Beitrag von sven23 » So 2. Jul 2017, 09:37

closs hat geschrieben:
sven23 hat geschrieben:Mhm, im Sinne des Vorhabens kann die Planung zielgerichtet und plausibel sein, aber ich würde Bankraub, Frauenmord und Steuerbetrug nicht per se als vernünftig bezeichnen.
Einiges widerstrebt mir da auch - aber was ist "Vernunft"? - Du wirst Waffen-Lobbyisten in den USA erleben, die Waffen für jedermann "vernünftig" finden.

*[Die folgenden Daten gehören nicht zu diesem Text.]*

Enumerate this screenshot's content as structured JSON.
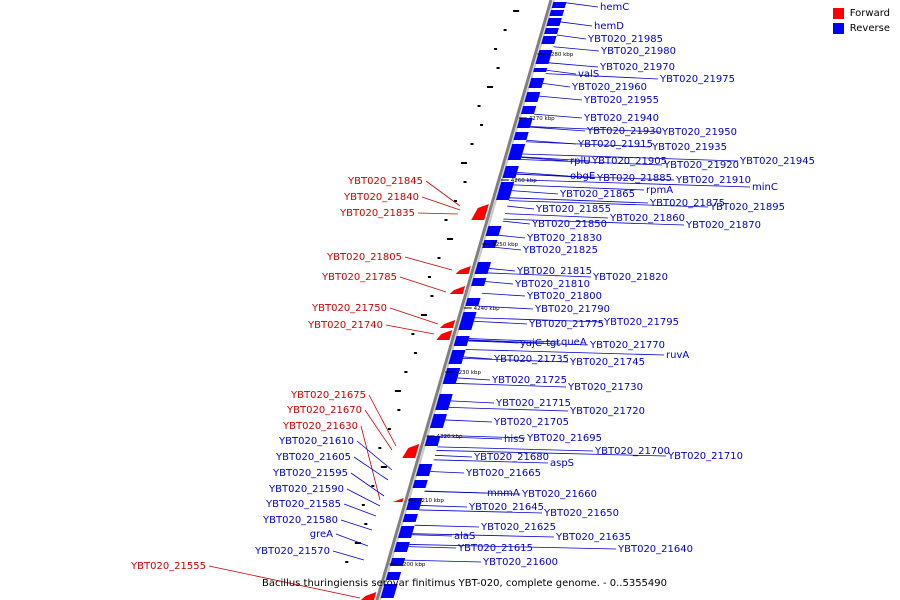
{
  "legend": {
    "forward_label": "Forward",
    "reverse_label": "Reverse",
    "forward_color": "#ff0000",
    "reverse_color": "#0000ff"
  },
  "caption": "Bacillus thuringiensis serovar finitimus YBT-020, complete genome. - 0..5355490",
  "colors": {
    "backbone": "#808080",
    "label_forward": "#cc0000",
    "label_reverse": "#0000cc"
  },
  "ticks": [
    "4280 kbp",
    "4270 kbp",
    "4260 kbp",
    "4250 kbp",
    "4240 kbp",
    "4230 kbp",
    "4220 kbp",
    "4210 kbp",
    "4200 kbp"
  ],
  "forward_genes": [
    "YBT020_21845",
    "YBT020_21840",
    "YBT020_21835",
    "YBT020_21805",
    "YBT020_21785",
    "YBT020_21750",
    "YBT020_21740",
    "YBT020_21675",
    "YBT020_21670",
    "YBT020_21630",
    "YBT020_21555"
  ],
  "reverse_genes_left": [
    "YBT020_21610",
    "YBT020_21605",
    "YBT020_21595",
    "YBT020_21590",
    "YBT020_21585",
    "YBT020_21580",
    "greA",
    "YBT020_21570"
  ],
  "reverse_genes_right": [
    "hemC",
    "hemD",
    "YBT020_21985",
    "YBT020_21980",
    "YBT020_21970",
    "YBT020_21975",
    "valS",
    "YBT020_21960",
    "YBT020_21955",
    "YBT020_21940",
    "YBT020_21930",
    "YBT020_21950",
    "YBT020_21915",
    "YBT020_21935",
    "rplU",
    "YBT020_21905",
    "YBT020_21920",
    "YBT020_21945",
    "obgE",
    "YBT020_21885",
    "YBT020_21910",
    "minC",
    "rpmA",
    "YBT020_21865",
    "YBT020_21875",
    "YBT020_21895",
    "YBT020_21855",
    "YBT020_21860",
    "YBT020_21850",
    "YBT020_21870",
    "YBT020_21830",
    "YBT020_21825",
    "YBT020_21815",
    "YBT020_21820",
    "YBT020_21810",
    "YBT020_21800",
    "YBT020_21790",
    "YBT020_21775",
    "YBT020_21795",
    "yajC",
    "tgt",
    "queA",
    "YBT020_21770",
    "ruvA",
    "YBT020_21735",
    "YBT020_21745",
    "YBT020_21725",
    "YBT020_21730",
    "YBT020_21715",
    "YBT020_21720",
    "YBT020_21705",
    "hisS",
    "YBT020_21695",
    "YBT020_21700",
    "YBT020_21710",
    "YBT020_21680",
    "aspS",
    "YBT020_21665",
    "mnmA",
    "YBT020_21660",
    "YBT020_21645",
    "YBT020_21650",
    "YBT020_21625",
    "YBT020_21635",
    "alaS",
    "YBT020_21640",
    "YBT020_21615",
    "YBT020_21600"
  ]
}
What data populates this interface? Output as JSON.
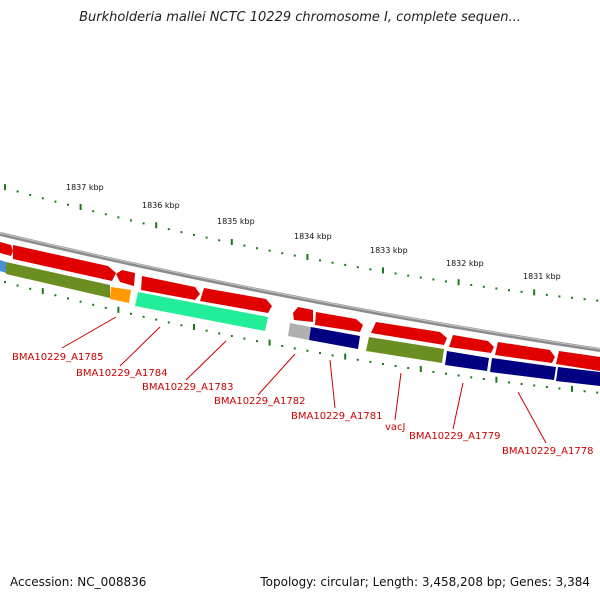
{
  "title": "Burkholderia mallei NCTC 10229 chromosome I, complete sequen...",
  "footer": {
    "accession": "Accession: NC_008836",
    "topology": "Topology: circular; Length: 3,458,208 bp; Genes: 3,384"
  },
  "scale": {
    "labels": [
      "1837 kbp",
      "1836 kbp",
      "1835 kbp",
      "1834 kbp",
      "1833 kbp",
      "1832 kbp",
      "1831 kbp"
    ]
  },
  "genes": {
    "labels": [
      "BMA10229_A1785",
      "BMA10229_A1784",
      "BMA10229_A1783",
      "BMA10229_A1782",
      "BMA10229_A1781",
      "vacJ",
      "BMA10229_A1779",
      "BMA10229_A1778"
    ]
  },
  "colors": {
    "forward": "#e00000",
    "backbone": "#8c8c8c",
    "olive": "#6b8e23",
    "orange": "#ff9900",
    "aqua": "#22ee99",
    "navy": "#000080",
    "grey": "#b0b0b0",
    "blue": "#4a90d9",
    "tick": "#1a7a1a",
    "label": "#cc0000"
  }
}
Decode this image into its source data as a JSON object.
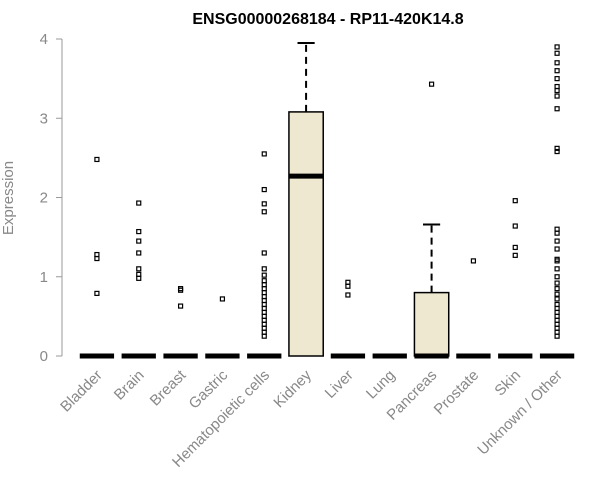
{
  "chart_data": {
    "type": "boxplot",
    "title": "ENSG00000268184 - RP11-420K14.8",
    "xlabel": "",
    "ylabel": "Expression",
    "ylim": [
      0,
      4
    ],
    "yticks": [
      0,
      1,
      2,
      3,
      4
    ],
    "box_color": "#efe8d0",
    "categories": [
      "Bladder",
      "Brain",
      "Breast",
      "Gastric",
      "Hematopoietic cells",
      "Kidney",
      "Liver",
      "Lung",
      "Pancreas",
      "Prostate",
      "Skin",
      "Unknown / Other"
    ],
    "boxes": [
      {
        "q1": 0,
        "median": 0,
        "q3": 0,
        "whisker_low": 0,
        "whisker_high": 0,
        "outliers": [
          2.48,
          1.28,
          1.23,
          0.79
        ]
      },
      {
        "q1": 0,
        "median": 0,
        "q3": 0,
        "whisker_low": 0,
        "whisker_high": 0,
        "outliers": [
          1.93,
          1.57,
          1.45,
          1.3,
          1.1,
          1.03,
          0.98
        ]
      },
      {
        "q1": 0,
        "median": 0,
        "q3": 0,
        "whisker_low": 0,
        "whisker_high": 0,
        "outliers": [
          0.85,
          0.83,
          0.63
        ]
      },
      {
        "q1": 0,
        "median": 0,
        "q3": 0,
        "whisker_low": 0,
        "whisker_high": 0,
        "outliers": [
          0.72
        ]
      },
      {
        "q1": 0,
        "median": 0,
        "q3": 0,
        "whisker_low": 0,
        "whisker_high": 0,
        "outliers": [
          2.55,
          2.1,
          1.92,
          1.82,
          1.3,
          1.1,
          1.02,
          0.95,
          0.9,
          0.85,
          0.8,
          0.75,
          0.7,
          0.65,
          0.6,
          0.55,
          0.5,
          0.45,
          0.4,
          0.35,
          0.3,
          0.25
        ]
      },
      {
        "q1": 0,
        "median": 2.27,
        "q3": 3.08,
        "whisker_low": 0,
        "whisker_high": 3.95,
        "outliers": []
      },
      {
        "q1": 0,
        "median": 0,
        "q3": 0,
        "whisker_low": 0,
        "whisker_high": 0,
        "outliers": [
          0.93,
          0.88,
          0.77
        ]
      },
      {
        "q1": 0,
        "median": 0,
        "q3": 0,
        "whisker_low": 0,
        "whisker_high": 0,
        "outliers": []
      },
      {
        "q1": 0,
        "median": 0,
        "q3": 0.8,
        "whisker_low": 0,
        "whisker_high": 1.66,
        "outliers": [
          3.43
        ]
      },
      {
        "q1": 0,
        "median": 0,
        "q3": 0,
        "whisker_low": 0,
        "whisker_high": 0,
        "outliers": [
          1.2
        ]
      },
      {
        "q1": 0,
        "median": 0,
        "q3": 0,
        "whisker_low": 0,
        "whisker_high": 0,
        "outliers": [
          1.96,
          1.64,
          1.37,
          1.27
        ]
      },
      {
        "q1": 0,
        "median": 0,
        "q3": 0,
        "whisker_low": 0,
        "whisker_high": 0,
        "outliers": [
          3.9,
          3.82,
          3.7,
          3.6,
          3.5,
          3.4,
          3.35,
          3.28,
          3.12,
          2.62,
          2.58,
          1.6,
          1.55,
          1.45,
          1.35,
          1.22,
          1.2,
          1.1,
          1.0,
          0.92,
          0.85,
          0.78,
          0.72,
          0.65,
          0.6,
          0.55,
          0.5,
          0.45,
          0.4,
          0.35,
          0.3,
          0.25
        ]
      }
    ]
  }
}
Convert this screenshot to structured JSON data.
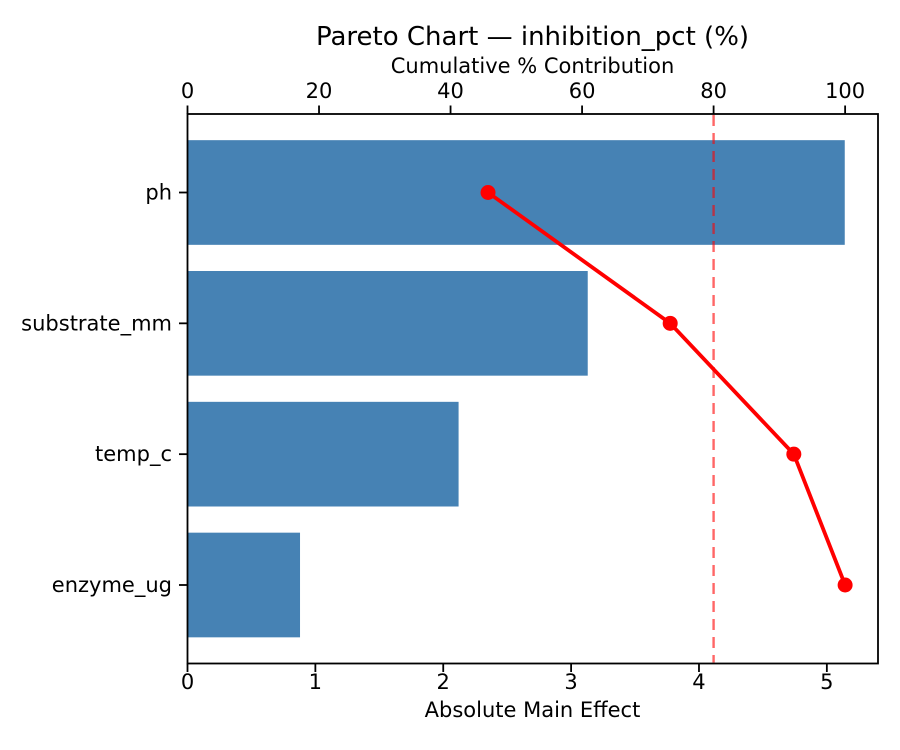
{
  "chart_data": {
    "type": "bar",
    "subtype": "pareto",
    "orientation": "horizontal",
    "title": "Pareto Chart — inhibition_pct (%)",
    "categories": [
      "ph",
      "substrate_mm",
      "temp_c",
      "enzyme_ug"
    ],
    "bar_values": [
      5.14,
      3.13,
      2.12,
      0.88
    ],
    "bar_axis_label": "Absolute Main Effect",
    "bar_xlim": [
      0,
      5.4
    ],
    "bar_ticks": [
      0,
      1,
      2,
      3,
      4,
      5
    ],
    "cumulative_series_name": "Cumulative % Contribution",
    "cumulative_pct": [
      45.7,
      73.4,
      92.2,
      100.0
    ],
    "cumulative_axis_label": "Cumulative % Contribution",
    "cumulative_xlim": [
      0,
      105
    ],
    "cumulative_ticks": [
      0,
      20,
      40,
      60,
      80,
      100
    ],
    "threshold_pct": 80,
    "grid": "off",
    "legend": "none",
    "colors": {
      "bar": "#4682B4",
      "line": "#FF0000",
      "marker": "#FF0000",
      "threshold": "rgba(255,0,0,0.6)",
      "spine": "#000000",
      "text": "#000000"
    }
  }
}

Was ist Vernunft? - Eine intellektuelle Größe? - Eine ethische Größe? (Wenn ja, nach welchen Kriterien?) - Eine geistige Größe?
Eine Größe, die sich laut Definition an moralisch-ethischen Werten orientiert, wenn es menschliche Handlungweisen betrifft.
Neu wäre mir, dass Bankraub, Frauenmord und Steuerbetrug in einen ethischen Wertekanon aufgenommen worden wären.


closs hat geschrieben:
Thaddäus hat geschrieben:Das kannst du gerne so sehen, interessiert aber niemanden, da du nicht nachweist, inwiefern deine Neudefinitionen richtig und besser sind.
Naja - davon abgesehen, dass meine Auffassung der theologischen Auffassung nicht ferne ist, besteht hier das Problem, dass Du damit wahrscheinlich meinst, wie ich meine Definition im Sinne DEINER Weltanschauung als richtig und besser nachweise - das dürfte schwierig sein - s.o.: "weil man nicht mit den eigenen weltanschaulichen Annahmen Hypothesen auf Basis anderer Weltanschauungen widerlegen kann".
Genau das hat man dem Hütchenspieler closs schon x-mal vorgeworfen. Wenn es argumentativ eng für ihn wird, definiert er einfach Begriffe nach seinem Gusto um.
Freiheit ist das Recht, anderen zu sagen, was sie nicht hören wollen.